When torture-narrative proponents are not implying that the Pentagon actually authorized the Abu Ghraib assaults, they tone it down to the allegation that the Yoo memos “helped create a legal environment that allowed prisoner abuses at Abu Ghraib,” as the Washington Post put it in an April 2 news article. This thesis is absurd: the boorish guards in the Iraqi jail, amusing themselves by humiliating detainees in the dead of night, were 100 percent ignorant of Office of Legal Counsel theorizing. Moreover, Yoo’s March 2003 memo and the seven additional interrogation gambits approved for Guantanamo detainees were directed at unlawful combatants, not the Iraq theater of war.
The torture narrative sidesteps an inconvenient reality. The traditional Army interrogation techniques for lawful prisoners of war weren’t working against the al-Qaeda operatives and Taliban fighters the military was picking up in the fall of 2001. Army lore held that 95 percent of lawful prisoners of war would divulge information upon direct questioning. In Afghanistan, this ratio was reversed: Almost none of the terror detainees was giving up information.
Tried-and-true approaches like appealing to a prisoner’s love of family often had little purchase. If an interrogator offered a Jihadist prisoner contact with his wife or children in exchange for information, the Jihadist might respond: “I’ve divorced this life; I don’t care about my family.” Some of the detainees had been trained in resistance techniques and knew the strict limits of American interrogation rules. Others quickly found those limits on their own.
So the interrogators began cautiously experimenting with stress techniques, such as lengthy questioning sessions that deprived a detainee of sleep, or aggressive, non-injurious behavior to put a detainee on edge. The theory of the “unitary executive” had nothing to do with this grass-roots experimentation. The aim was to recreate the shock of capture, that vulnerable mental state in which a prisoner is most frightened, uncertain, and likely to respond to questioning.

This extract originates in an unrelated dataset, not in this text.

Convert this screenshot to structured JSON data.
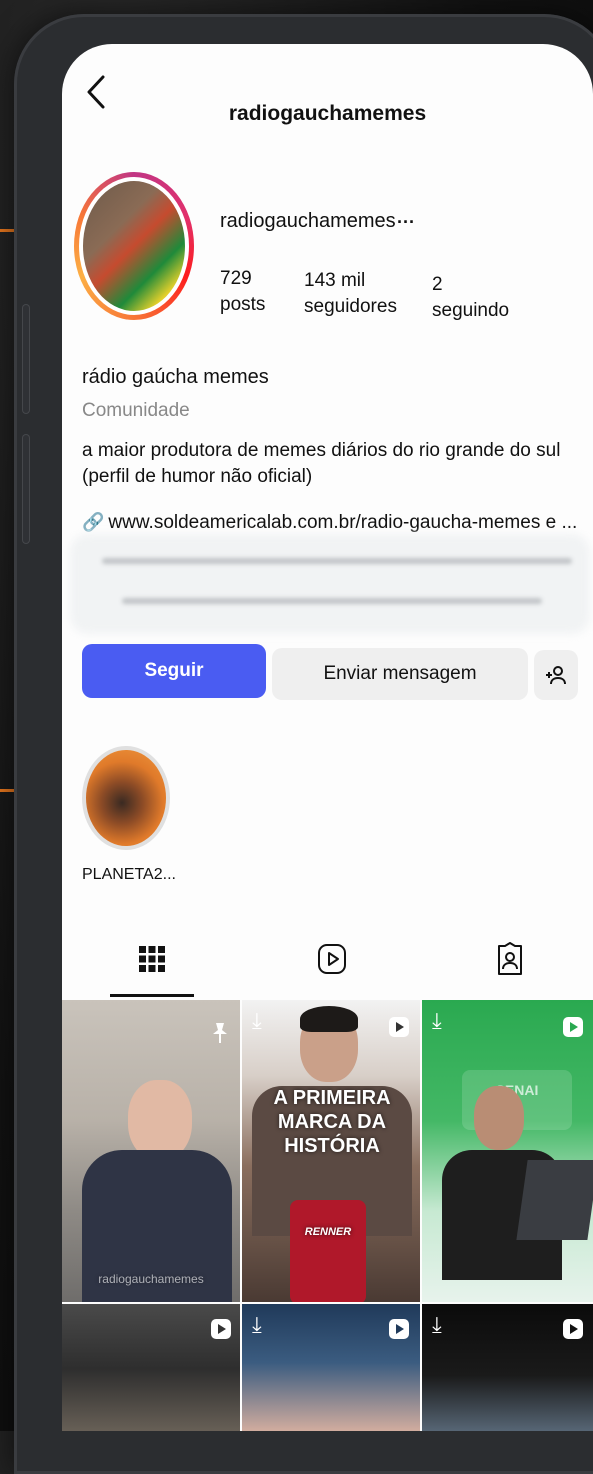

An interrogator facing a resistant Taliban explosives maker, for example, might angrily hoist the prisoner up by his collar, and storm out of the interrogation booth. The detainee had previously understood that American interrogators couldn’t so much as lay a finger on him, so suddenly he doesn’t know what the interrogator’s limits were. That frightening uncertainty can change his calculations about whether to cooperate.
According to interrogators in Afghanistan and Guantanamo, stress worked. “The harsher methods we used . . . the better information we got and the sooner we got it,” writes Chris Mackey in The Interrogators, an account of his interrogation service in Afghanistan. Mackey testifies to how “ineffective schoolhouse methods were in getting prisoners to talk.” He warns that his team “failed to break prisoners who I have no doubt knew of terrorist plots or at least terrorist cells that may one day do us harm. Perhaps they would have talked if faced with harsher methods.”
The torture narrative has foreclosed any debate on whether marathon questioning, say, is an acceptable means of getting potentially life-saving information. The new rules for interrogation, issued in September 2006, are even stricter than the previous ones interrogators found so useless. If the country is attacked again on a large scale, however, the country will have to reopen these debates and answer some hard questions.
– Heather Mac Donald is a fellow at the Manhattan Institute.